Hi, This looks delicious and I am going to make it. I wondering if this could also be used in a pie crust for a pie, what do you think? I also like the idea of making your pound cake and putting it on top too. Thanks again for a wonderful recipe….Claudia
Hi Claudia – yes, it would make a great pie filling. Thanks!
That sauce sounds amazing. I THINK I’ll be able to pick some rhubarb from my plants this year-they look healthy but I’m pretty rhubarb stupid when it comes to knowing when is the right time to do what. Sure miss my Dad-he knew all this stuff. Bob isn’t a maple syrup lover so always likes fruit sauces on pancakes and such. I bet he’d love this one!
For picking rhubarb, it’s pretty easy. If the leaves are big, they are ready! Sometime during the season, the stems, what you harvest, start getting softer when you press your thumb on the top of the stalk, where it’s flat. Those are past prime and aren’t good to use. Keep it watered and well fertilized and you should have rhubarb for a longer season. To harvest, just pull firmly so the entire stem pulls from the root. Trim off the leaves (poisonous) and the brown bits off the bottom, refrigerate.
Thanks so much for the great advice Jeannine!
Thank you so much Jeannine-I do have big leaves on the plants so I guess they’re ready! Once it stops raining I’ll go out and pick a few. Thanks too for the tip on how to tell when the stalks are “past prime”…I’ll be on the lookout for that too. 🙂
Hi! I was wondering what adjustments to make if I was just using rhubarb and strawberries? Looks delicious and I’m hoping to try it tomorrow!
Hi Allison – you shouldn’t need to make any changes if you’re just using rhubarb and strawberries.
Thanks Carol! I’m sure if Bob likes fruit toppings, he’s going to love this one. Jeannine gave you great advice about harvesting rhubarb.
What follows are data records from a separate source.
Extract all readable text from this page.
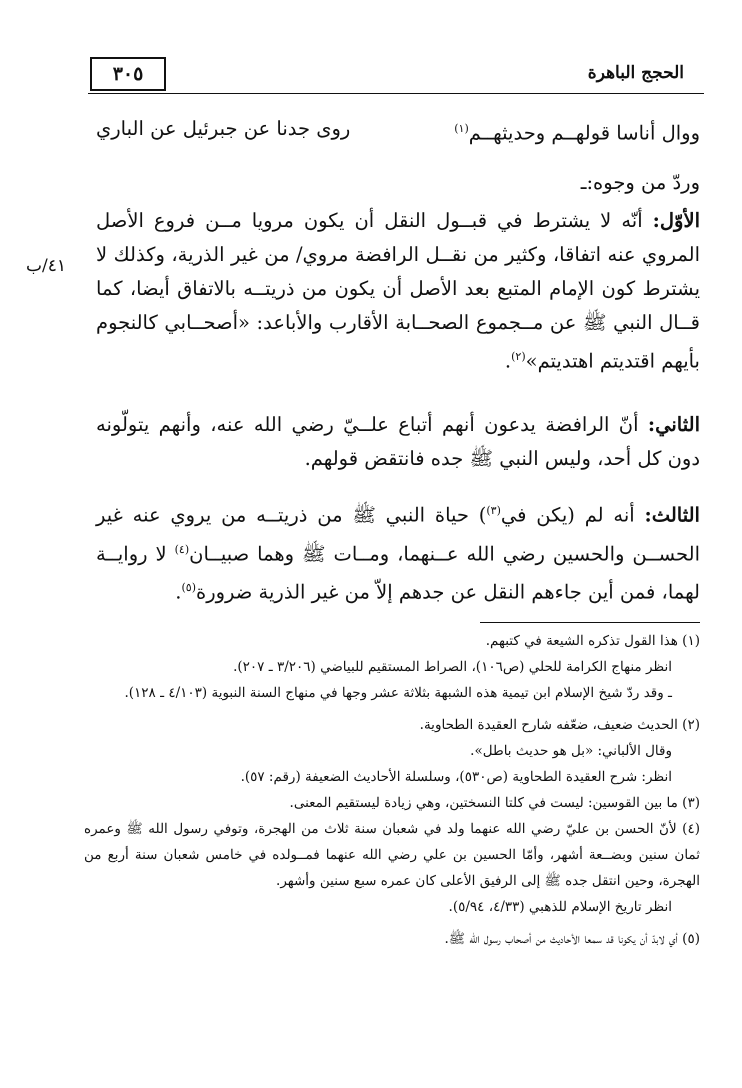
٣٠٥	الحجج الباهرة
ووال أناسا قولهــم وحديثهــم$^{(١)}$
روى جدنا عن جبرئيل عن الباري
وردّ من وجوه:ـ
٤١/ب

الأوّل: أنّه لا يشترط في قبــول النقل أن يكون مرويا مــن فروع الأصل المروي عنه اتفاقا، وكثير من نقــل الرافضة مروي/ من غير الذرية، وكذلك لا يشترط كون الإمام المتبع بعد الأصل أن يكون من ذريتــه بالاتفاق أيضا، كما قــال النبي ﷺ عن مــجموع الصحــابة الأقارب والأباعد: «أصحــابي كالنجوم بأيهم اقتديتم اهتديتم»$^{(٢)}$.

الثاني: أنّ الرافضة يدعون أنهم أتباع علــيّ رضي الله عنه، وأنهم يتولّونه دون كل أحد، وليس النبي ﷺ جده فانتقض قولهم.

الثالث: أنه لم (يكن في$^{(٣)}$) حياة النبي ﷺ من ذريتــه من يروي عنه غير الحســن والحسين رضي الله عــنهما، ومــات ﷺ وهما صبيــان$^{(٤)}$ لا روايــة لهما، فمن أين جاءهم النقل عن جدهم إلاّ من غير الذرية ضرورة$^{(٥)}$.

(١) هذا القول تذكره الشيعة في كتبهم.

انظر منهاج الكرامة للحلي (ص١٠٦)، الصراط المستقيم للبياضي (٣/٢٠٦ ـ ٢٠٧).

ـ وقد ردّ شيخ الإسلام ابن تيمية هذه الشبهة بثلاثة عشر وجها في منهاج السنة النبوية (٤/١٠٣ ـ ١٢٨).

(٢) الحديث ضعيف، ضعّفه شارح العقيدة الطحاوية.

وقال الألباني: «بل هو حديث باطل».

انظر: شرح العقيدة الطحاوية (ص٥٣٠)، وسلسلة الأحاديث الضعيفة (رقم: ٥٧).

(٣) ما بين القوسين: ليست في كلتا النسختين، وهي زيادة ليستقيم المعنى.

(٤) لأنّ الحسن بن عليّ رضي الله عنهما ولد في شعبان سنة ثلاث من الهجرة، وتوفي رسول الله ﷺ وعمره ثمان سنين وبضــعة أشهر، وأمّا الحسين بن علي رضي الله عنهما فمــولده في خامس شعبان سنة أربع من الهجرة، وحين انتقل جده ﷺ إلى الرفيق الأعلى كان عمره سبع سنين وأشهر.

انظر تاريخ الإسلام للذهبي (٤/٣٣، ٥/٩٤).

(٥) أي لابدّ أن يكونا قد سمعا الأحاديث من أصحاب رسول الله ﷺ.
I’ve been eating rhubarb from the garden all my life, and it is the EASIEST thing to grow, with the highest yield of any plant! It is always the very first thing to pop up in the spring, and the last thing to go to sleep in the fall/winter. I have grown it in the UK, in New Jersey, Pennsylvania, Northern Illinois and Colorado. I have it in my ornamental garden now! The leaves are so pretty, with the red tinge. It continually grows new stalks all season, and the stalks are best and tenderest when young. So I make a habit of picking stalks , thereby ‘thinning out’ the plant, every 2 weeks. Then I cook it up with sugar, and freeze in small containers, and use it in everything. I have made rhubarb ginger jam, yum! I also always end up giving lots of stalks to friends, as there is always too much.